Light and the outcome of the critically ill: an observational cohort study
1 The CRISMA Center (Clinical Research, Investigation, and Systems Modeling of Acute Illness), Department of Critical Care Medicine, University of Pittsburgh, 3550 Terrace Street, Pittsburgh, PA 15261, USA
2 Escuela de Medicina, Departamento de Medicina Intensiva, Pontificia Universidad Catolica de Chile, Marcoleta 367, Santiago Centro, RM, 8330024, Chile
3 Department of Surgery, University of Pittsburgh, 200 Lothrop Street, Pittsburgh, PA 15213, USA
Critical Care 2012, 16:R132 doi:10.1186/cc11437
See related letter by Simons et al., http://ccforum.com/content/16/6/462Published: 24 July 2012
Light before and during acute illness has been associated with both benefit and harm in animal models and small human studies. Our objective was to determine the associations of light duration (photoperiod) and intensity (insolation) before and during critical illness with hospital mortality in ICU patients. Based on the 'winter immunoenhancement' theory, we tested the hypothesis that a shorter photoperiod before critical illness is associated with improved survival.

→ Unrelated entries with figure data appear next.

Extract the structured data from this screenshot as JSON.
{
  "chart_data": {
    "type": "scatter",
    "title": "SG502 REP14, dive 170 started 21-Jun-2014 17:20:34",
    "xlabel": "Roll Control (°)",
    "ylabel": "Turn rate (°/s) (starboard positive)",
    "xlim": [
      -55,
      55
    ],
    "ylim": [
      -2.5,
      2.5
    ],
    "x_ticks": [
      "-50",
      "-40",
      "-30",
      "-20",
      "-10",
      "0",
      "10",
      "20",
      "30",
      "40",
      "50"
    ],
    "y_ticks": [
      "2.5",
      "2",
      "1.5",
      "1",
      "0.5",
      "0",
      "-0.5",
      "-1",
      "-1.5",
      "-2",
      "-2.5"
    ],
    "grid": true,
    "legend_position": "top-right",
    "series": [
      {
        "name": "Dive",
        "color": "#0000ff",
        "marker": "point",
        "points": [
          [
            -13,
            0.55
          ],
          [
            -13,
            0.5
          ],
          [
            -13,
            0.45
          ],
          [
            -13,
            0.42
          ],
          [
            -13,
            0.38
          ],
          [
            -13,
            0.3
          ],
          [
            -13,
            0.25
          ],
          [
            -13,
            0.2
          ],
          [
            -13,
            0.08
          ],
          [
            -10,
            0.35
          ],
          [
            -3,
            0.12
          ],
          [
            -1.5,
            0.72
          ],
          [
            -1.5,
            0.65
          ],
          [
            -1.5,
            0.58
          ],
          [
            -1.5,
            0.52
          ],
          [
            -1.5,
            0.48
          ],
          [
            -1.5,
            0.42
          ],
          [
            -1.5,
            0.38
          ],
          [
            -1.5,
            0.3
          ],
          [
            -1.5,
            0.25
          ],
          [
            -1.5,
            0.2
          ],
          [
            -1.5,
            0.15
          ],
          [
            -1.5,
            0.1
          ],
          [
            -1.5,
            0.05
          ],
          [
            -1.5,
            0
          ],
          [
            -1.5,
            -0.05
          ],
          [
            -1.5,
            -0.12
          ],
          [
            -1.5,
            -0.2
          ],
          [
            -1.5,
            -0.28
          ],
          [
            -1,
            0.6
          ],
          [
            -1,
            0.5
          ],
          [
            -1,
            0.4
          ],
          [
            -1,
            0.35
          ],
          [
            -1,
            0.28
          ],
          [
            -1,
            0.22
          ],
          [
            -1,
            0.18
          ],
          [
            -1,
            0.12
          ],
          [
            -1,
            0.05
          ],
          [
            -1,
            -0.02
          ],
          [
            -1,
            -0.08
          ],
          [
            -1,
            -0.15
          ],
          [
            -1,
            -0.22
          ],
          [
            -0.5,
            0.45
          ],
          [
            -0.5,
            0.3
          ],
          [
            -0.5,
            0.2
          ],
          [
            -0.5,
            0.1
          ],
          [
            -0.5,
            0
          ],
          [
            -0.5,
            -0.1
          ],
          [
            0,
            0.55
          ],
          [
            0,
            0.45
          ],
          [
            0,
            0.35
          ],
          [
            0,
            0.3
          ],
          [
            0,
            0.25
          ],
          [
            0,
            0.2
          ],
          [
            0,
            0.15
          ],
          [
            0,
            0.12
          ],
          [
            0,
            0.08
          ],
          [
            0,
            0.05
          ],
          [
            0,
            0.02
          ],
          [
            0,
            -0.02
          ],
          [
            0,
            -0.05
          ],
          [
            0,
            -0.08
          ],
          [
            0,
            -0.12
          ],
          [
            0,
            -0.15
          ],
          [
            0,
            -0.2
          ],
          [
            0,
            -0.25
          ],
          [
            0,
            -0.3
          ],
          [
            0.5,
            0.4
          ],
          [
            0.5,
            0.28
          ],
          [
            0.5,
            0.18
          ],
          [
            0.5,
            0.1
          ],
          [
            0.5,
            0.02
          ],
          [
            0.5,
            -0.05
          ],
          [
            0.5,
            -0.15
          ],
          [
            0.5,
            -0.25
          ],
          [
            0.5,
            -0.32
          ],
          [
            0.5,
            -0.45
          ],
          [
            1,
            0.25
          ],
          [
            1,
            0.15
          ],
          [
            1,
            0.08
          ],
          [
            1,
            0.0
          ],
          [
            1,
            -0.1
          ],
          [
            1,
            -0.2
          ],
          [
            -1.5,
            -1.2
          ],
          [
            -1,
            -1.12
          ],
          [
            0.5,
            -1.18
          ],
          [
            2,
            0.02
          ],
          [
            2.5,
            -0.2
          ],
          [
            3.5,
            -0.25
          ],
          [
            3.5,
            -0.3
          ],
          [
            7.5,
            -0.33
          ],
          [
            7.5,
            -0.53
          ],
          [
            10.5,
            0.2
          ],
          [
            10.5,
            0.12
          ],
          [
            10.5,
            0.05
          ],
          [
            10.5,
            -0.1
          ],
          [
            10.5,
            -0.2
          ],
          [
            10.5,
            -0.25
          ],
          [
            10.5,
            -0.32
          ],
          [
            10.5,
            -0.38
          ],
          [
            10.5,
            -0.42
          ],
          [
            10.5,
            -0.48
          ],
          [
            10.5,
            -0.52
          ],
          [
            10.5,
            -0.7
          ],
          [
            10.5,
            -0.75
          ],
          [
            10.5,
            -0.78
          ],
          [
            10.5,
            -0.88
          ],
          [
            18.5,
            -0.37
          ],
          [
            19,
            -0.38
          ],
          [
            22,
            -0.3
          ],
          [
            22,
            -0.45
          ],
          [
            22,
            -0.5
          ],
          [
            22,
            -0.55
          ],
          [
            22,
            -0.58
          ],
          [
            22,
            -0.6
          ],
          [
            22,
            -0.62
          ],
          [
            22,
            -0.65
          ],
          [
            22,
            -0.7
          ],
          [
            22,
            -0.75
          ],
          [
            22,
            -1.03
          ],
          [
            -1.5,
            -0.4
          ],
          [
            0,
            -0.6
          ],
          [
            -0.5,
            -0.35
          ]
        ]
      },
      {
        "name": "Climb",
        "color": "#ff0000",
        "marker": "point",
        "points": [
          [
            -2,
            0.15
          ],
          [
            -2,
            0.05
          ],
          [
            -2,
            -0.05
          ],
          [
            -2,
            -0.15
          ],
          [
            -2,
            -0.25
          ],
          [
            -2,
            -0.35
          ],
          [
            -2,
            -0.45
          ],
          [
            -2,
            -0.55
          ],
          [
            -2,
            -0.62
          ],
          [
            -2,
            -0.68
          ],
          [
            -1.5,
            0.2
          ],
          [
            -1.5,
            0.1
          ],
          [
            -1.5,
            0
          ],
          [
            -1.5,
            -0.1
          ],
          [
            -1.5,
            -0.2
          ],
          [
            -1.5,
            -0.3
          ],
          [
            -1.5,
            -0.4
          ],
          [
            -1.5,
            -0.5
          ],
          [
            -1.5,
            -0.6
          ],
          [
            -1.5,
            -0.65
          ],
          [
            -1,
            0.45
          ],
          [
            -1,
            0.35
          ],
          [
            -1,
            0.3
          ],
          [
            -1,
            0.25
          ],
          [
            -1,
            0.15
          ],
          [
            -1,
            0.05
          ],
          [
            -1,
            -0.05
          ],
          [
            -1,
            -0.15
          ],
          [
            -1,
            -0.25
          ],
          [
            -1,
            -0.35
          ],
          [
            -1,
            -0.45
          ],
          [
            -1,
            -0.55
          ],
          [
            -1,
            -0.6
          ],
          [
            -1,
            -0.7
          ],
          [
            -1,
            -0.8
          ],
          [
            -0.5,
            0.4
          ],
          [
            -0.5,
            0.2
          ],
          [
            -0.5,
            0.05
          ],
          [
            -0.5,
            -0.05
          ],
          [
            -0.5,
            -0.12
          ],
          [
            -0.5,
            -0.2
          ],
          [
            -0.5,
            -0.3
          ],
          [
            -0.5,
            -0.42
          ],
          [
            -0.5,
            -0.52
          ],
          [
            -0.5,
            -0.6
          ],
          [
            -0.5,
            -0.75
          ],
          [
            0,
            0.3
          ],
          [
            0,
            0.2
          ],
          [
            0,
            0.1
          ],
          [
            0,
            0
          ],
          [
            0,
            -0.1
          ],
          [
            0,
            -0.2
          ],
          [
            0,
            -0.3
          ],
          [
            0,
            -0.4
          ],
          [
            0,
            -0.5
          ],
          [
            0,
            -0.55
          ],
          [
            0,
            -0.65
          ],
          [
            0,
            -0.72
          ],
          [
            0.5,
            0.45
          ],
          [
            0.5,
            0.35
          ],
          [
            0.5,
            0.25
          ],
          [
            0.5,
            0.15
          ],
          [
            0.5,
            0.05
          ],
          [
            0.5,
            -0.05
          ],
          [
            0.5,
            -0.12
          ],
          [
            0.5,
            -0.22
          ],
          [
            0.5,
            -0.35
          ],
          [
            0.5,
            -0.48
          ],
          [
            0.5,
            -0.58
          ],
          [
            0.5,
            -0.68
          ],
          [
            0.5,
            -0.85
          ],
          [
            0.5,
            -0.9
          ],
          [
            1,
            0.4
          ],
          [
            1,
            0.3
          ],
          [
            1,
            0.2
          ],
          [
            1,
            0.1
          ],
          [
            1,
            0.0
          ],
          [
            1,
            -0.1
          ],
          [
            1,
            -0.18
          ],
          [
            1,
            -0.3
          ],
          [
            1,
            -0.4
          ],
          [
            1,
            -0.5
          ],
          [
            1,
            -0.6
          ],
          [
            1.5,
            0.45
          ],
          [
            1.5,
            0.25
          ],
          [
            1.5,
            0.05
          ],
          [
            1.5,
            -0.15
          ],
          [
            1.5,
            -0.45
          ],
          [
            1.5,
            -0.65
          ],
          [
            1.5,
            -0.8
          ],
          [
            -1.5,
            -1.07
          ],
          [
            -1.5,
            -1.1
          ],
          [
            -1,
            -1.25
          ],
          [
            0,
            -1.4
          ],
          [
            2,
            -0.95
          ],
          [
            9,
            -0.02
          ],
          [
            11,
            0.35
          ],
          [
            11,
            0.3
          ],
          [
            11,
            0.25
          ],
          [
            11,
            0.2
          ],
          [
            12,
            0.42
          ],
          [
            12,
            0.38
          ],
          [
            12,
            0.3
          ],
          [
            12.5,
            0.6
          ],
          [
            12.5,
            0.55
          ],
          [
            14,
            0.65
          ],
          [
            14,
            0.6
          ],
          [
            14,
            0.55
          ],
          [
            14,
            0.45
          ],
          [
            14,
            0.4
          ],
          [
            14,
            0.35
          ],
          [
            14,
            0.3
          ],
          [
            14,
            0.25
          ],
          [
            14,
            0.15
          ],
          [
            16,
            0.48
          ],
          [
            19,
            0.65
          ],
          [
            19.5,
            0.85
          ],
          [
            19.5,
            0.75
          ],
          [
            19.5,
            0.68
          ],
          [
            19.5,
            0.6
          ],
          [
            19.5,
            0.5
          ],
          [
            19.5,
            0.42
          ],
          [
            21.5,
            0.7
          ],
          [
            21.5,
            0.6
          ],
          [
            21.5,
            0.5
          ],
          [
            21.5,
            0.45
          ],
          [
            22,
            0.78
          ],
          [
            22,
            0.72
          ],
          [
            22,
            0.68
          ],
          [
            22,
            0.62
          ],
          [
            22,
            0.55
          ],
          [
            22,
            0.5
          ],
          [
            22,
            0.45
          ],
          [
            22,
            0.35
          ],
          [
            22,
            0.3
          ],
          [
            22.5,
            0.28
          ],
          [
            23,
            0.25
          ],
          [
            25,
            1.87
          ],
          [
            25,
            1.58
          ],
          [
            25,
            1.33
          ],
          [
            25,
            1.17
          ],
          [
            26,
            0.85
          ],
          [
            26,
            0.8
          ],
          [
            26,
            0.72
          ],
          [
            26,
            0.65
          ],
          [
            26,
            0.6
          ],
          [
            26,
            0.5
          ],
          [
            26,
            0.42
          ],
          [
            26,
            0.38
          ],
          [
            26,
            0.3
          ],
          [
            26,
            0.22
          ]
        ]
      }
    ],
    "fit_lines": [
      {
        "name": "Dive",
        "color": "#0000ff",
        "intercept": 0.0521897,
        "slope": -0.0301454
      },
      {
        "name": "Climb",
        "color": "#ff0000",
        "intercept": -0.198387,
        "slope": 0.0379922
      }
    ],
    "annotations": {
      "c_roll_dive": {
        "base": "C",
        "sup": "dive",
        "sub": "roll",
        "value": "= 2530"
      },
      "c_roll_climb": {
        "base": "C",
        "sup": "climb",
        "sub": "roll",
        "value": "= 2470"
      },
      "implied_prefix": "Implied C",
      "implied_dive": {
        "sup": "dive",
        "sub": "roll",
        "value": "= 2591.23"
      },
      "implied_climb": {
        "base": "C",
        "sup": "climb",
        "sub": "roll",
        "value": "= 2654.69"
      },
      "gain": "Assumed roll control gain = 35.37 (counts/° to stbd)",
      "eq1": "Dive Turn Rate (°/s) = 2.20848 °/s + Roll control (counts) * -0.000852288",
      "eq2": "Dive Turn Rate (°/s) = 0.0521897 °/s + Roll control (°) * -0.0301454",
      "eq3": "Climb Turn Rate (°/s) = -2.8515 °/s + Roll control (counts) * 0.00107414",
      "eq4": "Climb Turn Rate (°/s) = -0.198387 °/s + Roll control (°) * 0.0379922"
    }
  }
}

We analyzed data from 11,439 patients admitted to 8 ICUs at the University of Pittsburgh Medical Center between June 30, 1999 and July 31, 2004. Daily photoperiod and insolation prior to and after ICU admission were estimated for each patient by using data provided by the United States Naval Observatory and National Aeronautics and Space Administration and direct measurement of light gradient from outside to bedside for each ICU room. Our primary outcome was hospital mortality. The association between light and risk of death was analyzed using multivariate analyses, adjusting for potential confounders, including severity of illness, case mix, and ICU type.
The cohort had an average APACHE III of 52.9 and a hospital mortality of 10.7%. In total, 128 ICU beds were analyzed; 108 (84%) had windows. Pre-illness photoperiod ranged from 259 to 421 hours in the prior month. A shorter photoperiod was associated with a reduced risk of death: for each 1-hour decrease, the adjusted OR was 0.997 (0.994 to 0.999, p = 0.03). In the ICU, there was near complete (99.6%) degradation of natural light from outside to the ICU bed. Thus, light exposure once in the ICU approached zero; the 24-hour insolation was 0.005 ± 0.003 kWh/m2 with little diurnal variation. There was no association between ICU photoperiod or insolation and mortality.
Consistent with the winter immunoenhancement theory, a shorter photoperiod in the month before critical illness is associated with a reduced risk of death. Once in the ICU, patients are exposed to near negligible natural light despite the presence of windows. Further studies are warranted to determine the underlying mechanisms and whether manipulating light exposure, before or during ICU admission, can enhance survival.